While looking through some records in a bankruptcy database, I found an item that hasn't hit the news yet: The web hosting provider Alpha Red Inc. filed for Chapter 11 bankruptcy on Wednesday in the Southern District of Texas, claiming more than $10 million in liabilities.
Alpha Red, a hosting provider with two datacenters in Houston that hosts numerous adult-content sites and other high-bandwidth customers, has been in legal trouble in recent months. On Sept. 23, Alpha Red chief executive officer James Reed McCreary IV and the company were sued by Washington state Attorney General Robert McKenna, who accused McCreary of selling "scareware," software that made Windows XP users falsely believe that their registry had become "damaged and corrupted." The suit claims that through another company he controlled, Branch Software Inc., McCreary sold Registry Cleaner XP software for $39.95 that was marketed by exploiting the Windows Messenger Service with Internet-transmitted messages that made misleading "Critical Error Message!" dialog boxes appear on user computers.

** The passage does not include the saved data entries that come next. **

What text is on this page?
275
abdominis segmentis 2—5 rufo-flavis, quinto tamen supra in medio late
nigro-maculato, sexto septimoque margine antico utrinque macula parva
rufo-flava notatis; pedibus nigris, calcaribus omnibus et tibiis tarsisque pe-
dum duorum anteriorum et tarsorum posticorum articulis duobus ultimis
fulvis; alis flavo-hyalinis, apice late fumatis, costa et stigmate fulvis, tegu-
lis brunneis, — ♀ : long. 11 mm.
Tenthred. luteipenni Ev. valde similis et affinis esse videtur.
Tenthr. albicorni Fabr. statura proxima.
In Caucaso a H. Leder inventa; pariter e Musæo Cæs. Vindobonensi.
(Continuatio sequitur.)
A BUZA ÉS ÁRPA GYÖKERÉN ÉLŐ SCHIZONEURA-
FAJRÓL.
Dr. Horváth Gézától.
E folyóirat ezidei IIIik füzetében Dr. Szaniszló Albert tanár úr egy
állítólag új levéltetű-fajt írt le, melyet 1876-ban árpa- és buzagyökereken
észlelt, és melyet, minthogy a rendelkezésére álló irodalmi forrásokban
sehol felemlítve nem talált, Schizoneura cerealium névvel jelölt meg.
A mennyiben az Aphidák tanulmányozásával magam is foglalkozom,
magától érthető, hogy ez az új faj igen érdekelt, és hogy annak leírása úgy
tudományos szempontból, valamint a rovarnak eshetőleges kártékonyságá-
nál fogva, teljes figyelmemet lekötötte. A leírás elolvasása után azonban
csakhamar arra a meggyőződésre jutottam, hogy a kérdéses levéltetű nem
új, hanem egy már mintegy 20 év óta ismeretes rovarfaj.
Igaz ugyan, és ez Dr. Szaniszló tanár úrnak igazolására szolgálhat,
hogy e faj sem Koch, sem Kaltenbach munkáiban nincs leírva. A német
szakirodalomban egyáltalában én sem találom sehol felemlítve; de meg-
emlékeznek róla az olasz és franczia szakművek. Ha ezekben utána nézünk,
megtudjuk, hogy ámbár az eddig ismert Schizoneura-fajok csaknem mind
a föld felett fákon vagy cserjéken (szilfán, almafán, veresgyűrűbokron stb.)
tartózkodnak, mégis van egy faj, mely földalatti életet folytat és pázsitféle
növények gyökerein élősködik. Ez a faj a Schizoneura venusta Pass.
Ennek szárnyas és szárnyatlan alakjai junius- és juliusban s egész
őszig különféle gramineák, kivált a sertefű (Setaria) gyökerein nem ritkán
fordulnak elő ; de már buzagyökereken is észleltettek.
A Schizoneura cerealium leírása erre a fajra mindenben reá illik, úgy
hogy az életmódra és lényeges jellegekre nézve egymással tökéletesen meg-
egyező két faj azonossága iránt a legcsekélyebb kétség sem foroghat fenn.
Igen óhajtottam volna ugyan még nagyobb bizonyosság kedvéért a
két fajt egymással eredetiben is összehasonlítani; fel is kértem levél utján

"Contrary to the representation implied by Defendants' message, the user's computer has not already been tested or examined to determine the presence of errors, damage or corruption," the suit states. "Through alarmist language seemingly delivered by a trusted source, Defendants misrepresent the extent to which installing the software is necessary for repair of the computer for proper operation."
The "Critical Error" messages were sent repeatedly to users. McKenna cites one user who allegedly received 214 such dialogs in a 24-hour period. Five causes of action were filed alleging violations of the Computer Spyware Act and unfair and deceptive trade practices.
"We won't tolerate the use of alarmist warnings or deceptive 'free scans' to trick consumers into buying software to fix a problem that doesn't even exist," McKenna said in a press release.
The top 20 debtors in the bankruptcy are owed more than $4.57 million, including $826,000 to the IRS. McCreary owns 82 percent of Alpha Red's common stock, according to the bankruptcy filing.
A Texas state court removed McCreary from management on Oct. 23 and appointed a receiver to run the company, responding to a court action by MegaUpload Ltd., a file-upload site based in Hong Kong that was an Alpha Red customer.
Although a Chapter 11 bankruptcy is designed for companies to reorganize and settle debts to continue operations, the filing includes this statement by receiver Douglas Brickley: "[T]he Receiver deems it to be in the best interests of the Company to file a bankruptcy petition ... for the purposes of winding up the Company's business affairs, liquidating the Company's assets and distributing payment to creditors."
Some Alpha Red customers have been discussing their difficulties with the company for several months on the Web Hosting Talk forum. Customers who sent servers to Alpha Red facilities in Houston posted that they have been unable to get them back. "The place is locked down and no one answering the phone/mails etc.," one customer complained in October. "Got 10 servers stucked inside and cant do anything."